Il cannolo di pane al caviale, battuta di gamberi rossi e salsa all’arancia firmato da Fumagalli può dunque seguire l’amouse bouche di salmone selvaggio, mela verde e cetriolo creato da Schifferegger, mentre il Cappellaccio al baccalà, burro bianco al prosecco di Valdobbiadene, salicornia e piselli, sempre di Schifferegger costruisce un’inaspettata affinità cromatica con la successiva trota marmorata “viennese” alle erbe alpine, bouquet di vegetali e salsa ricca al limone, realizzata da Fumagalli.

È un gioco di coppia che risulta divertente al palato e ricco di sapori inaspettati, accordati l’uno all’altro anche grazie alla sapiente scelta dei vini, che Simone Celeghin, Beverage Manager & Head Sommelier del JW Marriott Hotel Venezia, sceglie e racconta con quella competenza rara, che fa venir voglia non solo di assaggiare con cura, ma anche di visitare tenuta e vigna che hanno prodotto quella bottiglia.

Un’attività che forse, fra qualche anno, si potrà fare nella stessa Isola delle Rose, tra una lezione di cucina e una degustazione dell’olio locale, o del vino del territorio.
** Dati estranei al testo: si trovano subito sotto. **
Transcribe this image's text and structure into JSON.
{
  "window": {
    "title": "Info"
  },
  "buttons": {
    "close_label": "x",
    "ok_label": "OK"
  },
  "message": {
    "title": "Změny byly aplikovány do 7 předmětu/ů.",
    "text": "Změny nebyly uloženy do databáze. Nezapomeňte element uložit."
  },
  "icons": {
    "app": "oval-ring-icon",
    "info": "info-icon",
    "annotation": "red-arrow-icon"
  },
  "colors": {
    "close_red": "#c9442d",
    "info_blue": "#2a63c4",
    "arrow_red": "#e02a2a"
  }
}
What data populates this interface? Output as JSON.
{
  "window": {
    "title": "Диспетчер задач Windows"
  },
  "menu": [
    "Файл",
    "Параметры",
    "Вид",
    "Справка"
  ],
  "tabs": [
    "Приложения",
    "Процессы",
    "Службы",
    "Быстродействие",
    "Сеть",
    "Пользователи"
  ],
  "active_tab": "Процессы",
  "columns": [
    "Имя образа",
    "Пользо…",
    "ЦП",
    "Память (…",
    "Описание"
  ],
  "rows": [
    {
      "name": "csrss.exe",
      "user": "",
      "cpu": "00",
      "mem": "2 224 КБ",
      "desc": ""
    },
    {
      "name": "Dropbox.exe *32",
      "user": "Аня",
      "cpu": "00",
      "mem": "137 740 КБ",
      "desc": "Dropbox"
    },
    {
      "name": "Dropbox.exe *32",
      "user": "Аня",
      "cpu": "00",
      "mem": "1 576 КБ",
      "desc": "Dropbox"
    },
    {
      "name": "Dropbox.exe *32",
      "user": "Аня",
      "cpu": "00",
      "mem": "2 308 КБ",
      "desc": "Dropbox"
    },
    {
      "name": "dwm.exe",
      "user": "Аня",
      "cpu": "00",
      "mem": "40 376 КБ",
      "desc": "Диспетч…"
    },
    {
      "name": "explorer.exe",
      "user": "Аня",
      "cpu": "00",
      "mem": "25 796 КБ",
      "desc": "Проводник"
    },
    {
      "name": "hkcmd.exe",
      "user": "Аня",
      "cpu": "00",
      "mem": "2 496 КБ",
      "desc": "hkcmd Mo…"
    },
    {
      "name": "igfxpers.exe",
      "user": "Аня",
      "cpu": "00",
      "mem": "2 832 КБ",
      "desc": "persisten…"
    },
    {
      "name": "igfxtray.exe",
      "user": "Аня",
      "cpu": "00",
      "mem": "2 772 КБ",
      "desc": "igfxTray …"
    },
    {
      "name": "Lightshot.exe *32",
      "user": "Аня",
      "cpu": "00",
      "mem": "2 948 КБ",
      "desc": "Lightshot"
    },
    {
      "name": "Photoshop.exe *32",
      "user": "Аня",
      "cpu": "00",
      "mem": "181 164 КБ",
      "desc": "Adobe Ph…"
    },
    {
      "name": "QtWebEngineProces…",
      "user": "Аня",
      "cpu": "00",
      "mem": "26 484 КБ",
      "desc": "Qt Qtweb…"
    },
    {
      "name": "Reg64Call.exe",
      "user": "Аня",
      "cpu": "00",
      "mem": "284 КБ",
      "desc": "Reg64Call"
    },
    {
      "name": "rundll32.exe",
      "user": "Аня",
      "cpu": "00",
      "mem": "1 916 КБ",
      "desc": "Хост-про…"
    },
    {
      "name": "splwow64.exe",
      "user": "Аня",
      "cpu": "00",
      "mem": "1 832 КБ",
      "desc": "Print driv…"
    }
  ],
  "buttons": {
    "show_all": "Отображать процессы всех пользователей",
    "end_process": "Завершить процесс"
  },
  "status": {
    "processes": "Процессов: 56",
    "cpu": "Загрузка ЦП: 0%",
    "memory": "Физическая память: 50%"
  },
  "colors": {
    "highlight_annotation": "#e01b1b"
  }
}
Infatti, il prossimo passo per il JW Marriott Hotel Venezia, racconta Cristiano Cabutti, general manager del resort, sarà quello di creare una vigna, nell’ottica di completare l’opera di agricoltura locale che permette a cuochi e chef di controllare con attenzione la produzione di molti degli alimenti serviti agli ospiti.

Un impegno non da poco, che evidenzia come oggi valori come la sostenibilità e il controllo della filiera produttiva facciano parte di un concetto di benessere sempre più condiviso. Infatti, se in passato, per molti, un fine settimana di riposo e del piacere era uno sfizio da concedersi una volta ogni tanto, pensando principalmente alla cura di sé, oggi è una scelta che si può compiere sapendo di collaborare allo sviluppo di realtà positive, oasi responsabili che stanno cambiando il nostro ideale di lusso.

L’Isola delle Rose, che si è conquistata questo nome negli ultimi anni grazie a uno spettacolare roseto cresciuto sulle sue coste, si inserisce debitamente tra questi luoghi di ristoro per il corpo e per l’ambiente, e tiene a sottolineare l’importanza dei valori che ha scelto di perseguire trasmettendoli anche al proprio personale, coinvolto nella raccolta dei frutti di stagione e nella loro trasformazione. Sono infatti barman, personale di sala e cuochi che raccontano, con una lodevole consapevolezza, propria solo di chi ha impiegato pensieri, fantasia e braccia in un lavoro, la difficoltà e il divertimento di cercare modi diversi di far fruttare, per esempio, una rendita di albicocche particolarmente abbondante. I prodotti dell’isola, infatti, non sono usati solo nelle cucine, ma anche nel bar, dove si ritrovano nei cocktail e tra i cicchetti, e nella SPA.

Una responsabilità che rende oggi l’Isola delle Rose non solo un resort elegante, dove rilassarsi e godere delle meraviglie del territorio, concedendosi anche un giro nella laguna veneziana al chiaro di luna, ma anche un caso di autoproduzione sostenibile che si spera possa generare piccoli e grandi emulatori.